Predictive Modeling with Social Networks

ICWSM 2009 Tutorial, San Jose, CA, USA

Jennifer Neville, Purdue University
Foster Provost, New York University, Stern School of Business


Recently there has been a surge of interest in methods for analyzing complex social networks: from communication networks, to friendship networks, to professional and organizational networks.  For predictive modeling, the dependencies among linked entities in the networks present an opportunity to improve inference about properties of individuals, as birds of a feather do indeed flock together. For example, when deciding whom to target with a product offer, it may be helpful to consider whether a person's MySpace or Facebook friends have expressed interest in the product.

This tutorial will explore the unique opportunities and challenges for predictive modeling with social network data. We will begin with a description of the problem setting, including examples of various applications of social network mining (e.g., targeted marketing, on-line advertising, fraud detection).  We will then present a number of characteristics of social network data that differentiate it from the traditional settings for inference and learning, and outline the resulting opportunities for significantly improved inference and learning.

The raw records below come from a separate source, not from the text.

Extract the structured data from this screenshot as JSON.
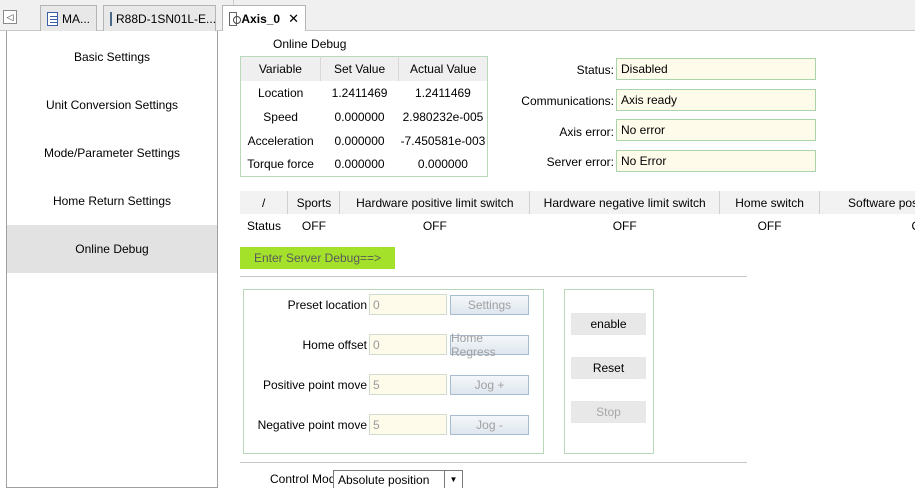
{
  "tabs": {
    "scroll_left": "◁",
    "items": [
      {
        "label": "MA...",
        "icon": "document-icon"
      },
      {
        "label": "R88D-1SN01L-E...",
        "icon": "device-icon"
      },
      {
        "label": "Axis_0",
        "icon": "axis-icon",
        "active": true
      }
    ],
    "close_symbol": "✕"
  },
  "sidebar": {
    "items": [
      {
        "label": "Basic Settings"
      },
      {
        "label": "Unit Conversion Settings"
      },
      {
        "label": "Mode/Parameter Settings"
      },
      {
        "label": "Home Return Settings"
      },
      {
        "label": "Online Debug",
        "active": true
      }
    ]
  },
  "online_debug": {
    "title": "Online Debug",
    "variables_table": {
      "headers": [
        "Variable",
        "Set Value",
        "Actual Value"
      ],
      "rows": [
        [
          "Location",
          "1.2411469",
          "1.2411469"
        ],
        [
          "Speed",
          "0.000000",
          "2.980232e-005"
        ],
        [
          "Acceleration",
          "0.000000",
          "-7.450581e-003"
        ],
        [
          "Torque force",
          "0.000000",
          "0.000000"
        ]
      ]
    },
    "status": {
      "status_label": "Status:",
      "status_value": "Disabled",
      "communications_label": "Communications:",
      "communications_value": "Axis ready",
      "axis_error_label": "Axis error:",
      "axis_error_value": "No error",
      "server_error_label": "Server error:",
      "server_error_value": "No Error"
    },
    "switch_table": {
      "headers": [
        "/",
        "Sports",
        "Hardware positive limit switch",
        "Hardware negative limit switch",
        "Home switch",
        "Software posit"
      ],
      "row_label": "Status",
      "values": [
        "OFF",
        "OFF",
        "OFF",
        "OFF",
        "O"
      ]
    },
    "enter_server_debug": "Enter Server Debug==>",
    "motion": {
      "preset_location_label": "Preset location",
      "preset_location_value": "0",
      "settings_button": "Settings",
      "home_offset_label": "Home offset",
      "home_offset_value": "0",
      "home_regress_button": "Home Regress",
      "positive_move_label": "Positive point move",
      "positive_move_value": "5",
      "jog_plus_button": "Jog +",
      "negative_move_label": "Negative point move",
      "negative_move_value": "5",
      "jog_minus_button": "Jog -"
    },
    "servo": {
      "enable_button": "enable",
      "reset_button": "Reset",
      "stop_button": "Stop"
    },
    "control_mode": {
      "label": "Control Mode",
      "selected": "Absolute position"
    }
  }
}
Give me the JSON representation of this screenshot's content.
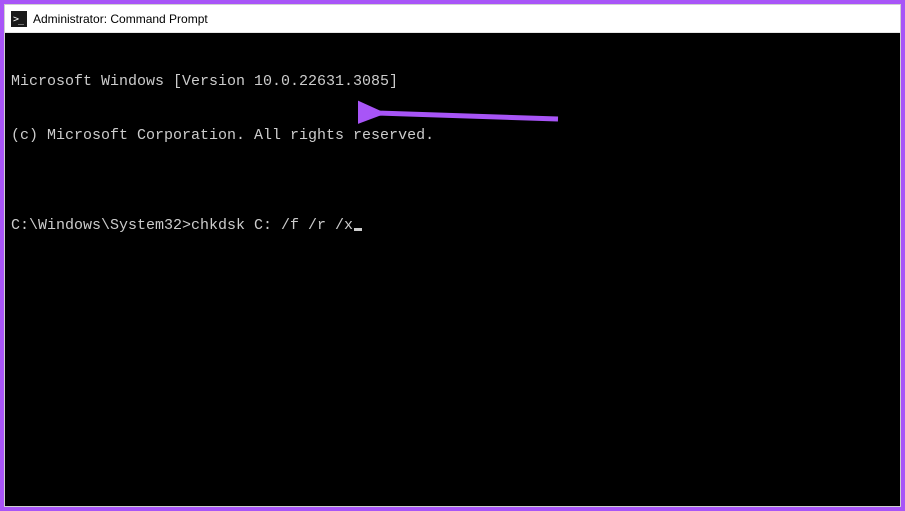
{
  "titlebar": {
    "icon_glyph": "▪\\",
    "title": "Administrator: Command Prompt"
  },
  "console": {
    "line1": "Microsoft Windows [Version 10.0.22631.3085]",
    "line2": "(c) Microsoft Corporation. All rights reserved.",
    "blank": "",
    "prompt": "C:\\Windows\\System32>",
    "command": "chkdsk C: /f /r /x"
  },
  "annotation": {
    "arrow_color": "#a855f7"
  }
}
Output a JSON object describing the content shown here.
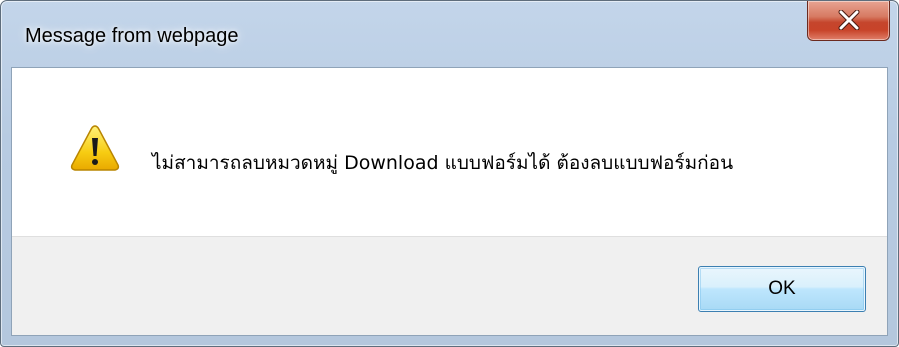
{
  "dialog": {
    "title": "Message from webpage",
    "message": "ไม่สามารถลบหมวดหมู่ Download แบบฟอร์มได้ ต้องลบแบบฟอร์มก่อน",
    "icon": "warning-icon",
    "ok_label": "OK",
    "close_icon": "close-icon"
  },
  "colors": {
    "title_bar": "#b9cde4",
    "close_button": "#c8442a",
    "ok_button_border": "#3c7fb1",
    "footer": "#f0f0f0",
    "warning_fill": "#f5c400"
  }
}
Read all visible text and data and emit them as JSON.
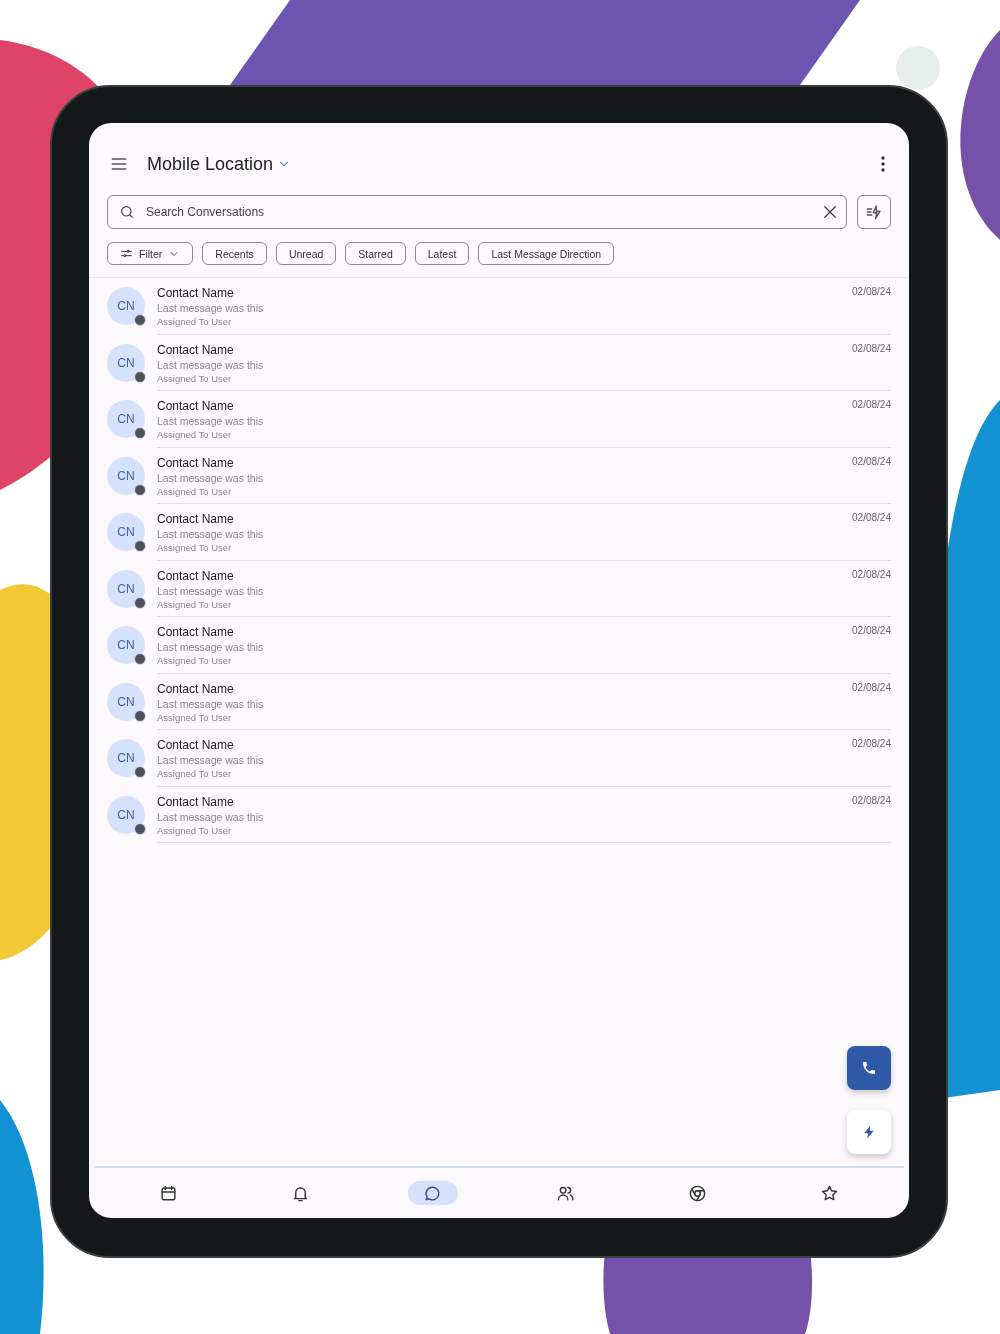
{
  "header": {
    "title": "Mobile Location"
  },
  "search": {
    "placeholder": "Search Conversations"
  },
  "chips": [
    {
      "label": "Filter",
      "kind": "filter"
    },
    {
      "label": "Recents",
      "kind": "plain"
    },
    {
      "label": "Unread",
      "kind": "plain"
    },
    {
      "label": "Starred",
      "kind": "plain"
    },
    {
      "label": "Latest",
      "kind": "plain"
    },
    {
      "label": "Last Message Direction",
      "kind": "plain"
    }
  ],
  "conversations": [
    {
      "initials": "CN",
      "name": "Contact Name",
      "message": "Last message was this",
      "assignee": "Assigned To User",
      "date": "02/08/24"
    },
    {
      "initials": "CN",
      "name": "Contact Name",
      "message": "Last message was this",
      "assignee": "Assigned To User",
      "date": "02/08/24"
    },
    {
      "initials": "CN",
      "name": "Contact Name",
      "message": "Last message was this",
      "assignee": "Assigned To User",
      "date": "02/08/24"
    },
    {
      "initials": "CN",
      "name": "Contact Name",
      "message": "Last message was this",
      "assignee": "Assigned To User",
      "date": "02/08/24"
    },
    {
      "initials": "CN",
      "name": "Contact Name",
      "message": "Last message was this",
      "assignee": "Assigned To User",
      "date": "02/08/24"
    },
    {
      "initials": "CN",
      "name": "Contact Name",
      "message": "Last message was this",
      "assignee": "Assigned To User",
      "date": "02/08/24"
    },
    {
      "initials": "CN",
      "name": "Contact Name",
      "message": "Last message was this",
      "assignee": "Assigned To User",
      "date": "02/08/24"
    },
    {
      "initials": "CN",
      "name": "Contact Name",
      "message": "Last message was this",
      "assignee": "Assigned To User",
      "date": "02/08/24"
    },
    {
      "initials": "CN",
      "name": "Contact Name",
      "message": "Last message was this",
      "assignee": "Assigned To User",
      "date": "02/08/24"
    },
    {
      "initials": "CN",
      "name": "Contact Name",
      "message": "Last message was this",
      "assignee": "Assigned To User",
      "date": "02/08/24"
    }
  ],
  "bottom_nav": [
    {
      "selected": false
    },
    {
      "selected": false
    },
    {
      "selected": true
    },
    {
      "selected": false
    },
    {
      "selected": false
    },
    {
      "selected": false
    }
  ]
}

We will discuss specific techniques for capitalizing on each of the opportunities in statistical models, and outline both methodological issues and potential modeling pathologies that are unique to network data.

The focus in this tutorial will be to cover the basics, discuss real applications and results where possible, and provide a framework for understanding the more advanced concepts.  We also will provide supplemental material on more advanced concepts, including links to the recent literature.

Prerequisites: The tutorial assumes a basic knowledge of AI-style inference and machine learning, equivalent to an introductory graduate or advanced undergraduate class.


Additional Resources


  1. Introduction to social network mining.
    Illustration of various social network mining tasks with real-world examples. Discussion of data characteristics unique to these settings.
  2. Collective inference.
    General description of problem, overview of current techniques, and discussion of experimental results.
  3. Relational learning.
    General description of problem, overview of current techniques, and discussion of experimental results.
  4. Methodologies and pathologies.
    Discussion of how to evaluate relational learning and collective inference technologies. Outline of potential biases due to unique characteristics of data.
  5. Open questions and future work.


Jennifer Neville is an assistant professor at Purdue University. She received her PhD from the University of Massachusetts Amherst in 2006. She received a DARPA IPTO Young Investigator Award in 2003 and was selected as a member of the DARPA Computer Science Study Group in 2007. Recently she was chosen by IEEE as one of "AI's 10 to watch" for 2008. Her research focuses on data mining techniques for relational and network domains.

Foster Provost is Professor, NEC Faculty Fellow, and Paduano Fellow in Business Ethics at New York University's Stern School.  He is Editor-in-Chief of the journal Machine Learning, a founding board member of the International Machine Learning Society, and was program chair of the ACM SIGKDD Conference in 2001.  He has received Faculty Awards from IBM and a President's Award from NYNEX Science and Technology.  His recent research has focused on inference and learning with network data, utility-based data mining, and on-line advertising.